The 3-D version of the show, produced by Lumen Actus partners and comedy duo Tom Konkle and Dave Beeler with digital effects engineer Mike Smith, was announced in Santa Monica in June.

“Safety Geeks: 3D,” Konkle said, is for the Web, but was shot to be shown like a network series. The 10 shows, typically between four and 13 minutes long (including the hour-long Web movie version) revolve around a group of safety “experts” called the Professional Occupational Safety Hazard team, or POSH.

It is up to POSH to investigate safety violations and accidents. But sometimes the investigations themselves cause even more damage and accidents.

The shows, Konkle said, combine the off-the-wall and surreal humor of Adult Swim and the classic comedy of Monty Python. The project uses professionals both in front of and behind the camera, making “Safety Geeks: 3D” different from other similar online projects that may not hold themselves to such a high standard.

“When you say ‘Web series,’ it’s treated like a stepchild in some ways,” Konkle said. “And I don’t think that’s a really good way to look at it.”

Going online allows the production team the creative freedom they wouldn’t otherwise have if they were producing “Safety Geeks: 3D” for a network for executives who knock on office doors chiming in with their ideas, Konkle said.

“If you get a chance as a playwright to put your play up once, the way you wanted, where they didn’t workshop it … if you could get it up there and see it and like it in its pure form, that’s a Web series,” Konkle said.

The Web series also allows the production team to produce work and make it available to a worldwide audience almost immediately, Beeler said.

“It’s a very exciting time,” he said. “Our first sale, when Episode 1 of ‘Safety Geeks: 3D’ went up, was in Portugal. Whooda thunk it?”

But first, the work has to get noticed.

“Bear in mind the market is flooded, so it’s easy for it to get missed,” said actor and writer Brittney Powell, who plays Dr.

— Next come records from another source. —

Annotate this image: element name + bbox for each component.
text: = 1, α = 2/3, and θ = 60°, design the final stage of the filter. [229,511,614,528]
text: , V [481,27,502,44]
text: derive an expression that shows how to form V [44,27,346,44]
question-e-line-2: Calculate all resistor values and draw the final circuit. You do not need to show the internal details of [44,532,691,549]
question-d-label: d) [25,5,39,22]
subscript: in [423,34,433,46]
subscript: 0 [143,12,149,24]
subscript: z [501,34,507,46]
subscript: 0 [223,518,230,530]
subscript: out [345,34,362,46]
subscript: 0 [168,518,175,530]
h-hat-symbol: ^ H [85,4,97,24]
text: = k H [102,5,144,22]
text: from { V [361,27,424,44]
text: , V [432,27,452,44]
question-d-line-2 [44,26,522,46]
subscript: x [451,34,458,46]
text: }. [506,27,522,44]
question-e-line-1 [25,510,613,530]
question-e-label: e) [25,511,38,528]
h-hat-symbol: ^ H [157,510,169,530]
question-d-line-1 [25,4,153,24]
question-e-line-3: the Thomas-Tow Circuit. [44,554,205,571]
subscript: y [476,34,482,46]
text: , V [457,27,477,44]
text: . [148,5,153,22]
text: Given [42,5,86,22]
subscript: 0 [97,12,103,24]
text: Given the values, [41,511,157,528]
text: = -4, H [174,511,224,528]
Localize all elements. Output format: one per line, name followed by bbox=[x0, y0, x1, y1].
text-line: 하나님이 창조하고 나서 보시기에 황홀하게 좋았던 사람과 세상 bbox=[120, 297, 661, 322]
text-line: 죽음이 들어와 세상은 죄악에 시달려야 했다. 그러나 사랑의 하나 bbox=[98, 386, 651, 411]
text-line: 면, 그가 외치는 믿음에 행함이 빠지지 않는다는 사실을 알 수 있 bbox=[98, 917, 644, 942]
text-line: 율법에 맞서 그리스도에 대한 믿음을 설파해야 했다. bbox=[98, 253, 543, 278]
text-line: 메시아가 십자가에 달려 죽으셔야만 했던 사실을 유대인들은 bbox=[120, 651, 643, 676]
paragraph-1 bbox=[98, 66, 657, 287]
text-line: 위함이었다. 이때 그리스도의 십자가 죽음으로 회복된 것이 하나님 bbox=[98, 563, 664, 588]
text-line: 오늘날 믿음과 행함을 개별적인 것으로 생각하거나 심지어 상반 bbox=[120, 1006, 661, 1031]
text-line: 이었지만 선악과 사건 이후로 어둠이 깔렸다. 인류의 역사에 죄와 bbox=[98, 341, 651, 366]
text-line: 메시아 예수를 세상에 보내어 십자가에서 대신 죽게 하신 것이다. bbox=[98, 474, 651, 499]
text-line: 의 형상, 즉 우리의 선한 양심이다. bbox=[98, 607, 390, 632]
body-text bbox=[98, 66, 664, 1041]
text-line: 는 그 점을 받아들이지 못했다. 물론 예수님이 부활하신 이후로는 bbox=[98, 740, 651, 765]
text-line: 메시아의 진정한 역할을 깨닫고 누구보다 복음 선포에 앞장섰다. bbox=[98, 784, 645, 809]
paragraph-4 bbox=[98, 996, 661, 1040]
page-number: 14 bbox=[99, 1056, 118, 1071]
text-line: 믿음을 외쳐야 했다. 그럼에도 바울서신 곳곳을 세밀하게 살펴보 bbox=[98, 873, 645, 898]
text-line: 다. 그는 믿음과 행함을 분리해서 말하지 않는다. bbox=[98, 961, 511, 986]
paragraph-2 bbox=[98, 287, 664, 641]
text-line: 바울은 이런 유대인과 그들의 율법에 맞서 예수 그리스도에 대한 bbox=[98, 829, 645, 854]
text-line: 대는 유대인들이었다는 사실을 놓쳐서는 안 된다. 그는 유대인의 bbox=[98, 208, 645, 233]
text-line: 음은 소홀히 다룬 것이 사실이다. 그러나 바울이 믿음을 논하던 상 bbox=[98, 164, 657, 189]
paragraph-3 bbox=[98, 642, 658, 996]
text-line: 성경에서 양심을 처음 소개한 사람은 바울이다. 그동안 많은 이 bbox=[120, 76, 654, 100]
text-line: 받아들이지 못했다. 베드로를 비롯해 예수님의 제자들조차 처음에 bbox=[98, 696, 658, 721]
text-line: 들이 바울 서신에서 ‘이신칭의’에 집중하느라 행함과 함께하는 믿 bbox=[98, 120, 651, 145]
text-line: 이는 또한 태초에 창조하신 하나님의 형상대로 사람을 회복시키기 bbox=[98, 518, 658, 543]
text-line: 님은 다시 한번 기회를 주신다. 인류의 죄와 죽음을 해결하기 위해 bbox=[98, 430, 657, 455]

Randi Minky on the show.

The production team will hit the road and travel to conventions, such as this year’s ComicCon in San Diego and possibly Dragon*Con in Atlanta, presenting their work to their primary audience, or as Konkle calls them, “first adopters.”

“Guys and gals who tend to be smart, who tend to be literate with new media, with computers,” said Beeler, who plays Reginald Syngen-Smithe on the series.

“Safety Geeks” is offered in 2-D and 3-D. The 2-D version can be watched for free on Konkle and Beeler’s website, https://www.safetygeekssvi.com, as well as on their YouTube channel. The 3-D version can be bought, downloaded and watched through Yabazam! The 3-D version requires either a 3-D television or capable computer monitor, and 3-D glasses can be bought anywhere online, Konkle said.

Konkle said he hopes to use the experience of “Safety Geeks” and offer Lumen Actus’ 3-D services to outside companies for repurposing old products to 3-D. Ideally, he said he’d also like to create a workflow where ideas are turned around quickly.

“Our aesthetic is to have an idea on Monday and be doing it on Friday,” he said.